I really wish he wasn't standing so close to those bars, looking up at me, pleading with those big, beautiful eyes of his. Damn, I swear I can see myself in them. If I didn't know better, I'd say he's doing it on purpose, knowing what he does to me. But he's not that self-assured. I can actually see his hopes of getting out of his cell fade away when I don't get closer.

"Well great!" he says, only temporarily discouraged. "But he likes me."

I know I'm looking at him the wrong way now. I know my eyes are too soft and I shouldn't be smiling either. But he melts my heart when he talks like that - a stubborn little boy. Of course Lucas likes him. He'd be a fool not to.

I find myself envying that man for having been able to spend the better part of a day, not to mention a night, in the cell next to Ezra's. Damn, he's actually makin' me wanna get arrested so I can sit by his side, watching him while he's not aware of it, listenin' to his breathing while he's asleep, dreamin' of him and finding him closeby on waking up.

Don't think that way, Chris, I tell myself, for all the good it does me. There's nothing I can do about the fact that waking up by Ezra's side is what I want more than anything. Sadly, it's the last thing that'll ever happen.

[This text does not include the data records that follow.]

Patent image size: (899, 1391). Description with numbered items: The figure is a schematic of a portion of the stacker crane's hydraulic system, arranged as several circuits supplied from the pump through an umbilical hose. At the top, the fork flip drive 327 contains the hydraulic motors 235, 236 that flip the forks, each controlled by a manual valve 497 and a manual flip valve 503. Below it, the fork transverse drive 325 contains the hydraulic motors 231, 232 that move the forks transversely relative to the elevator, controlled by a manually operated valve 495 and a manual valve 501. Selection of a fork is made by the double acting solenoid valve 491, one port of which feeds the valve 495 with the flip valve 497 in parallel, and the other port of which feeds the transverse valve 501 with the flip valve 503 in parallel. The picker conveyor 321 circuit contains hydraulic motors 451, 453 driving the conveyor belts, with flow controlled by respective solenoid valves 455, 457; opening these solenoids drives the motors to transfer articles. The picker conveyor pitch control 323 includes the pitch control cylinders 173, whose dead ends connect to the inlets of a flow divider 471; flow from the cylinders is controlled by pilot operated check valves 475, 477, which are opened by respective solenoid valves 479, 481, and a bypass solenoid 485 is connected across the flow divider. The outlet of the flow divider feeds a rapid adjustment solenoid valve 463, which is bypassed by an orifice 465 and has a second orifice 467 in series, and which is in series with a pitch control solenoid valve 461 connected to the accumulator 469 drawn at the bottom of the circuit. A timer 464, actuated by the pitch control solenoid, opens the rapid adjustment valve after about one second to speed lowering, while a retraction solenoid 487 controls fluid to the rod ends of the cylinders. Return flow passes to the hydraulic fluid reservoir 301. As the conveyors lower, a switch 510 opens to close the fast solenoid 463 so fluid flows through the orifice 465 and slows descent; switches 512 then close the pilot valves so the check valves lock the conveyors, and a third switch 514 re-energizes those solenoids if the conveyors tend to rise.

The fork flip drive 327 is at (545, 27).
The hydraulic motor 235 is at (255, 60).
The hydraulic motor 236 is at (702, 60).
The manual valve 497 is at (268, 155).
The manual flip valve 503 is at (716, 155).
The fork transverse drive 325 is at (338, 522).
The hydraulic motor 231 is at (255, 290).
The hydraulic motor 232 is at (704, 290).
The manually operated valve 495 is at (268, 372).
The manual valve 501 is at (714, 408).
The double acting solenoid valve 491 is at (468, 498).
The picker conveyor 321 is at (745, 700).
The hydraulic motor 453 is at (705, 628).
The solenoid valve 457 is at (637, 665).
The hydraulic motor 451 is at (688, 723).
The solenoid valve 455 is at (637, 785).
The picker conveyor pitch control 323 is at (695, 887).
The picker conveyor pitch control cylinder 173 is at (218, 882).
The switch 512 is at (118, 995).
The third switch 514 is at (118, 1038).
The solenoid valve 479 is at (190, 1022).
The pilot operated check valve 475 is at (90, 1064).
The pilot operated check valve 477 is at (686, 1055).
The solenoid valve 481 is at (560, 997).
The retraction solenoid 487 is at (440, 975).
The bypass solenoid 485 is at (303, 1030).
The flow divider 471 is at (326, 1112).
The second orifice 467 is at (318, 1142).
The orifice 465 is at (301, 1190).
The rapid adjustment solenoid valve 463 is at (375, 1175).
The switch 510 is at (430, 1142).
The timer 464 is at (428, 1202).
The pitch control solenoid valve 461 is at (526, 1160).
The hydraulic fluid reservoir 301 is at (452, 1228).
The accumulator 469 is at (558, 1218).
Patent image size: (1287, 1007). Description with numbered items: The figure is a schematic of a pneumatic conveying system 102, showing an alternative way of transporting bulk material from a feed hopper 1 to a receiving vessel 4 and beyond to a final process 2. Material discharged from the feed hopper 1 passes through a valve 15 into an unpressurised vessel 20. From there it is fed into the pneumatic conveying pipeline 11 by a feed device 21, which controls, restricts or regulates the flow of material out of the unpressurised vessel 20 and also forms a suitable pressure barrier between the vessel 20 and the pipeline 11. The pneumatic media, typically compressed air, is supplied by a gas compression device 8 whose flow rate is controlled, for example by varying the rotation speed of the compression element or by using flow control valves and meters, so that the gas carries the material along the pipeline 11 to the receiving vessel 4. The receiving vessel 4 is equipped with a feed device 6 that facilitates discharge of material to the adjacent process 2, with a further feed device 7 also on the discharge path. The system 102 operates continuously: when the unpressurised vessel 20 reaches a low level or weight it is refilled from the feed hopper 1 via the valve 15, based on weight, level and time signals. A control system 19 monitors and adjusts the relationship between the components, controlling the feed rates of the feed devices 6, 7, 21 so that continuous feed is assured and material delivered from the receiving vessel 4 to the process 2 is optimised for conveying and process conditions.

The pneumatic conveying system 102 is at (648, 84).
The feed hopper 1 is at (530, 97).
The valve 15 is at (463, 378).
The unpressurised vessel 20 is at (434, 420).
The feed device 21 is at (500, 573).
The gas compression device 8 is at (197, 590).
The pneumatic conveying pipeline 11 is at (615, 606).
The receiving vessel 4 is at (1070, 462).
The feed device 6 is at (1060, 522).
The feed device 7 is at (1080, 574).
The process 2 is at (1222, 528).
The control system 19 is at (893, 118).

He proceeds to tell me that he can just imagine me getting shot walking in on Lucas and his friends. And I note with pleasure, he looks upset about that. It's clear that he, on the other hand, could easily approach Lucas safely, without raising suspicions. One criminal to another, basically.

You're not a criminal, Ezra! I don't know what you did, but it was certainly nothing like Lucas' crime - shooting an unarmed man. Twice. No, I dare say you cheated someone at cards. Nothin' more sinister than that. And I find to my own shock that even if it were, it wouldn't matter to me. Thoughts like that scare me and when I get scared, I say stupid, regrettable things.

"You ran out on me once before. You wouldn't be thinkin' about doing that again, would you?"

No matter how briefly the look of hurt remained on his face, it was definitely there. I know I'm not the most sensitive of all people, but hurtin' the one I love makes me hate myself.

But he deals with it admirably. "I swear on the grave of my dear, sainted mother," he says. His solemn, soft voice doesn't quite fool me.

And promptly, JD proves him a liar. "You told me your mother was still alive."

I turn towards him briefly, about to tell him off for being so pedantic, but I get a hold of myself just in time. Can't slip now. Can't tell the kid why I'd believe whatever Ezra says, simply because I want to. Need to.

"Figure of speech..." he says.

"Figure you're dead if you're lyin'." I don't mean that, of course. I throw him the keys, allowing him to let himself out.

Now he's like a kid again. His eyes light up and he smiles, eagerly working on getting the enormous key turned.

I wish I could take it back from him, because now it comes to me that takin' him with me, I'll be putting his life in danger. All of our lives are, of course, but his is the most valuable to me.

I'm hiding it well at least, ain't I? On the outside, there's Chris Larabee. On the inside, there's me. And the two of us aren't very much alike.

He's finally freed himself, and he's beaming from ear to ear. I meet his emerald gaze.

Free? Not somethin' I'd ever wanna be again.